An der Baustelle der künftigen Tesla-Automobilfabrik in Grünheide (Oder-Spree) rüsten Umweltaktivisten, Anwohner und Gegner der Ansiedlung des US-Konzerns zu neuerlichem Protest. Sie wollen die geplante Rodung weiterer Waldflächen verhindern. Das Landesumweltamt hatte dem Unternehmen am Montag die Genehmigung erteilt, vorfristig weitere 82,8 Hektar Wald abzuholzen, eine Fläche, die für Rohrleitungen und als Lagerungsmöglichkeit benötigt werde. Tesla drückt enorm aufs Tempo und wirbt in diesem Zusammenhang auch mit der Ansiedlung modernster Batterietechnologie am Ort.

Im Vorfeld der Verleihung des Axel-Springer-Preises am Dienstagabend in Berlin an Elon Musk protestierten Klima- und Umweltschützer gegen den umstrittenen Multimilliardär. Musks Bauvorhaben in Brandenburg gefährde das Trinkwasser für die Metropole Berlin, hieß es dazu in einer Erklärung der Ökologisch-Demokratischen Partei (ÖDP).

Doch die kritischen Stimmen stoßen längst nicht überall auf offene Ohren. Wie aus einer Ende November veröffentlichten Umfrage des Meinungsforschungsinstituts Infratest dimap hervorgeht, rechnen zwei Drittel der Brandenburger nach dem Bau der Tesla-Fabrik mit weiteren Industrieansiedlungen im Land. Die Forscher hatten sich im Auftrag des Rundfunks RBB im Bundesland umgehört und herausgefunden, dass diese optimistische Sicht in allen Altersgruppen geteilt wird.

Der aktuelle Stand der Tesla-Ansiedlung am Standort Grünheide war am Mittwoch auch Thema im Umweltausschuss des Landtages. Bei Redaktionsschluss war der Tagesordnungspunkt noch nicht aufgerufen.

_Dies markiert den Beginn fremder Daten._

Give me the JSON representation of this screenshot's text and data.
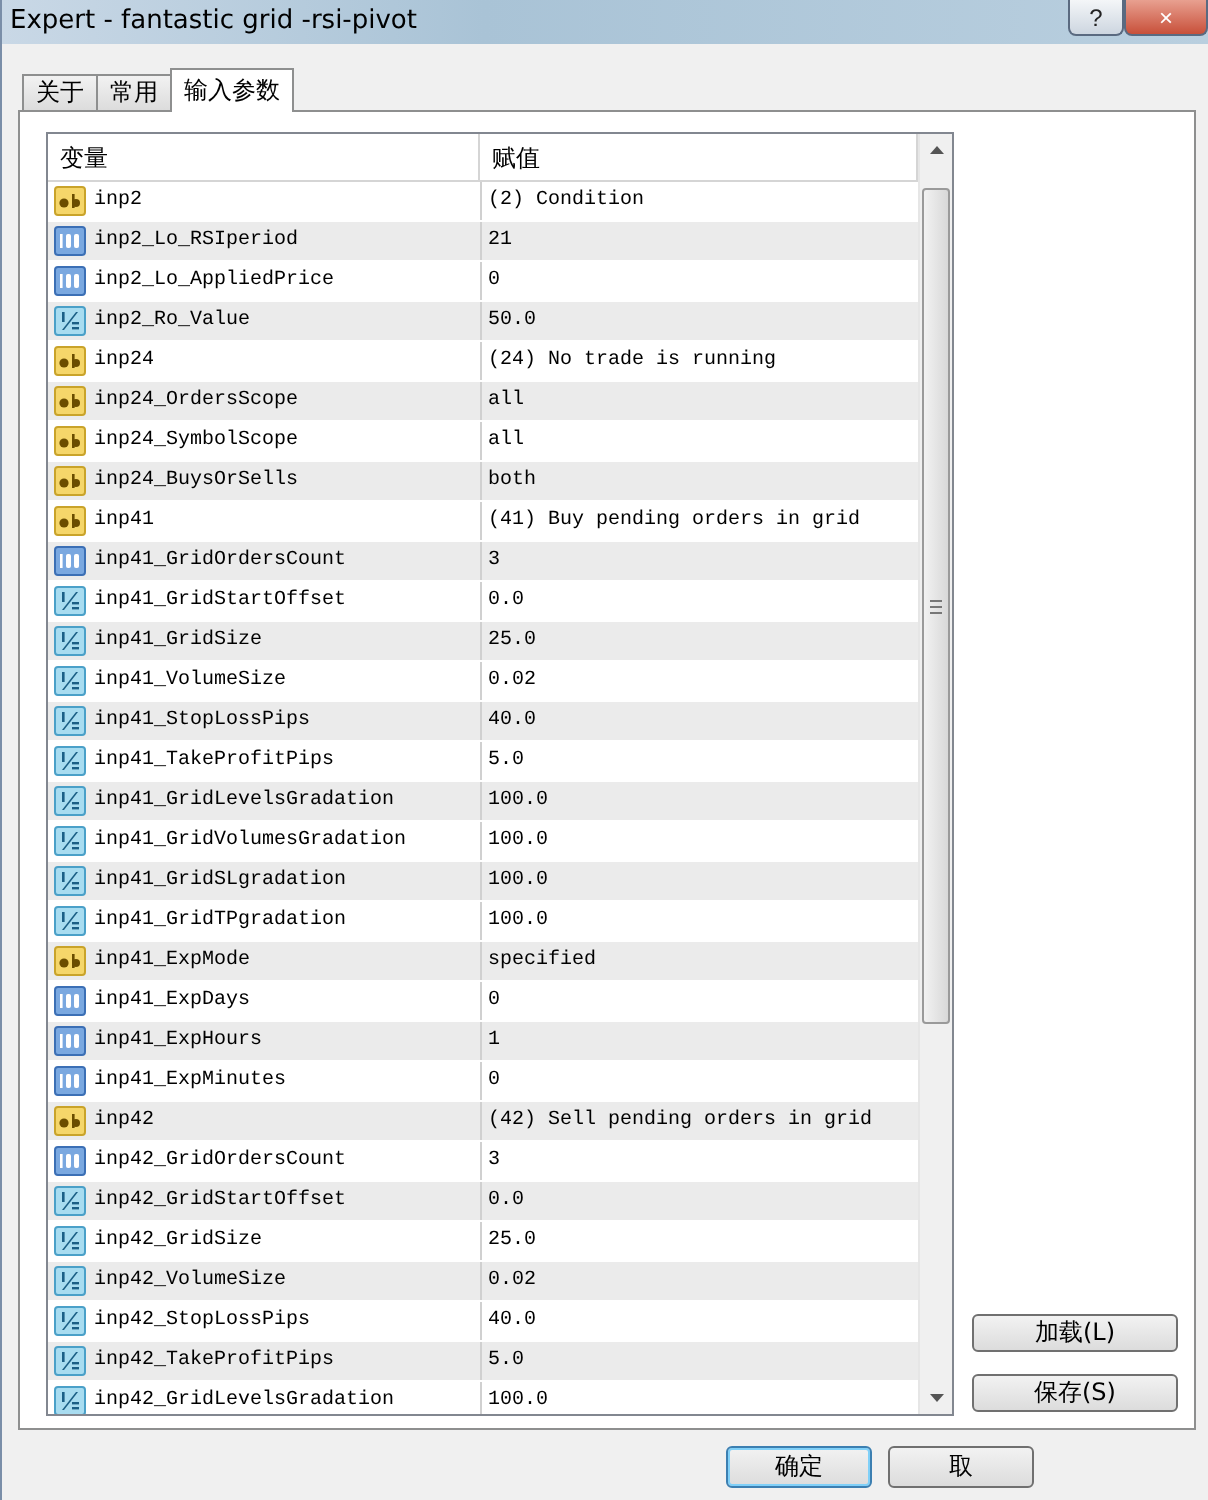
{
  "window": {
    "title": "Expert - fantastic grid -rsi-pivot",
    "help": "?",
    "close": "×"
  },
  "tabs": [
    {
      "label": "关于",
      "selected": false
    },
    {
      "label": "常用",
      "selected": false
    },
    {
      "label": "输入参数",
      "selected": true
    }
  ],
  "table": {
    "columns": [
      "变量",
      "赋值"
    ],
    "rows": [
      {
        "kind": "string",
        "name": "inp2",
        "value": "(2) Condition"
      },
      {
        "kind": "int",
        "name": "inp2_Lo_RSIperiod",
        "value": "21"
      },
      {
        "kind": "int",
        "name": "inp2_Lo_AppliedPrice",
        "value": "0"
      },
      {
        "kind": "double",
        "name": "inp2_Ro_Value",
        "value": "50.0"
      },
      {
        "kind": "string",
        "name": "inp24",
        "value": "(24) No trade is running"
      },
      {
        "kind": "string",
        "name": "inp24_OrdersScope",
        "value": "all"
      },
      {
        "kind": "string",
        "name": "inp24_SymbolScope",
        "value": "all"
      },
      {
        "kind": "string",
        "name": "inp24_BuysOrSells",
        "value": "both"
      },
      {
        "kind": "string",
        "name": "inp41",
        "value": "(41) Buy pending orders in grid"
      },
      {
        "kind": "int",
        "name": "inp41_GridOrdersCount",
        "value": "3"
      },
      {
        "kind": "double",
        "name": "inp41_GridStartOffset",
        "value": "0.0"
      },
      {
        "kind": "double",
        "name": "inp41_GridSize",
        "value": "25.0"
      },
      {
        "kind": "double",
        "name": "inp41_VolumeSize",
        "value": "0.02"
      },
      {
        "kind": "double",
        "name": "inp41_StopLossPips",
        "value": "40.0"
      },
      {
        "kind": "double",
        "name": "inp41_TakeProfitPips",
        "value": "5.0"
      },
      {
        "kind": "double",
        "name": "inp41_GridLevelsGradation",
        "value": "100.0"
      },
      {
        "kind": "double",
        "name": "inp41_GridVolumesGradation",
        "value": "100.0"
      },
      {
        "kind": "double",
        "name": "inp41_GridSLgradation",
        "value": "100.0"
      },
      {
        "kind": "double",
        "name": "inp41_GridTPgradation",
        "value": "100.0"
      },
      {
        "kind": "string",
        "name": "inp41_ExpMode",
        "value": "specified"
      },
      {
        "kind": "int",
        "name": "inp41_ExpDays",
        "value": "0"
      },
      {
        "kind": "int",
        "name": "inp41_ExpHours",
        "value": "1"
      },
      {
        "kind": "int",
        "name": "inp41_ExpMinutes",
        "value": "0"
      },
      {
        "kind": "string",
        "name": "inp42",
        "value": "(42) Sell pending orders in grid"
      },
      {
        "kind": "int",
        "name": "inp42_GridOrdersCount",
        "value": "3"
      },
      {
        "kind": "double",
        "name": "inp42_GridStartOffset",
        "value": "0.0"
      },
      {
        "kind": "double",
        "name": "inp42_GridSize",
        "value": "25.0"
      },
      {
        "kind": "double",
        "name": "inp42_VolumeSize",
        "value": "0.02"
      },
      {
        "kind": "double",
        "name": "inp42_StopLossPips",
        "value": "40.0"
      },
      {
        "kind": "double",
        "name": "inp42_TakeProfitPips",
        "value": "5.0"
      },
      {
        "kind": "double",
        "name": "inp42_GridLevelsGradation",
        "value": "100.0"
      }
    ]
  },
  "side_buttons": [
    "加载(L)",
    "保存(S)"
  ],
  "footer_buttons": [
    {
      "label": "确定",
      "selected": true
    },
    {
      "label": "取",
      "selected": false
    }
  ]
}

Tesla will im Juli 2021 in Grünheide sein Automobilwerk mit einer Jahreskapazität von 500 000 Pkw in Betrieb nehmen. Gebaut werden sollen die batteriegespeisten Kompaktmodelle 3 und Y. Bisher baut der US-Elektroautobauer sein Werk abschnittsweise ausschließlich auf der Grundlage vorläufiger Einzelzulassungen und somit auf eigenes Risiko. Die komplette umweltrechtliche Genehmigung des Vorhabens durch das Land Brandenburg steht bislang noch immer aus.

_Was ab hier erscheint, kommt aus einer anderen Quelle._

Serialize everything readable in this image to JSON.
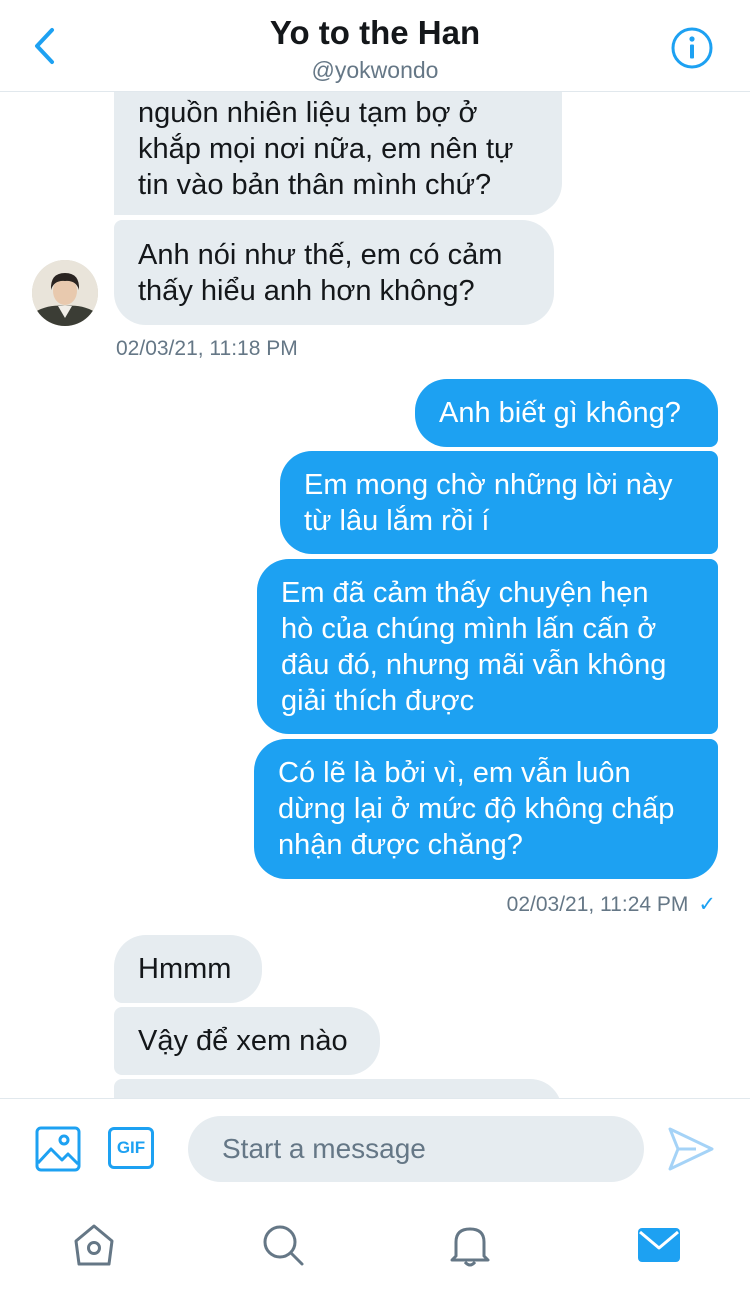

Konkretere Formen nimmt inzwischen auch die bereits bei der Projektbekanntgabe im November 2019 angekündigte Batteriefertigung am Standort an. Bei einem im Internet übertragenen Auftritt in der vergangenen Woche anlässlich einer Konferenz zur europäischen Batteriewirtschaft stellte Tesla-Chef Elon Musk nicht nur neue Kompaktmodelle speziell für den europäischen Markt in Aussicht, sondern auch den Bau der voraussichtlich weltgrößten Batteriefabrik in Grünheide. Im August hatte er ein bereits patentiertes, revolutionäres Batteriezellenkonzept vorgestellt. Diese »umweltfreundlicheren, günstigeren und stärkeren Batterien« wolle das Unternehmen bei Berlin fertigen. Sie würden nur halb so teuer wie vergleichbare bisherige Akkus.

Der Bau der Fabrik, der mit außergewöhnlichem Tempo und Nachdruck vorangetrieben wird, genießt größtmögliche Unterstützung durch das Land und den Bund. In der Region stößt er auf ein geteiltes Echo. Grünheides Bürgermeister Arne Christiani (parteilos), ein entschiedener Befürworter, sieht große wirtschaftliche Entwicklungschancen zum Nutzen der Region und ihrer Bewohner. »Ich bin von vorn herein auch von einer Batteriefertigung vor Ort ausgegangen. Dabei ist aus meiner Sicht entscheidend, dass die neue, umweltfreundlichere Batterietechnologie, die hier zum Einsatz kommen soll, möglichst dem Raubbau an der Umwelt und der Ausbeutung der Menschen bei der Gewinnung der Rohstoffe ein Ende setzt«, sagte er dem »nd«.

Anwohnerinitiativen, Umweltverbände und örtliche Unternehmen befürchten vor allem Gefahren für das Grundwasser sowie für schützenswerte Arten und Naturräume. Sie fordern seit Monaten mehr Transparenz und Mitspracherechte. Tesla hatte bereits für den Baustart im Frühjahr 2020 rund 92 Hektar Kiefernforst gerodet.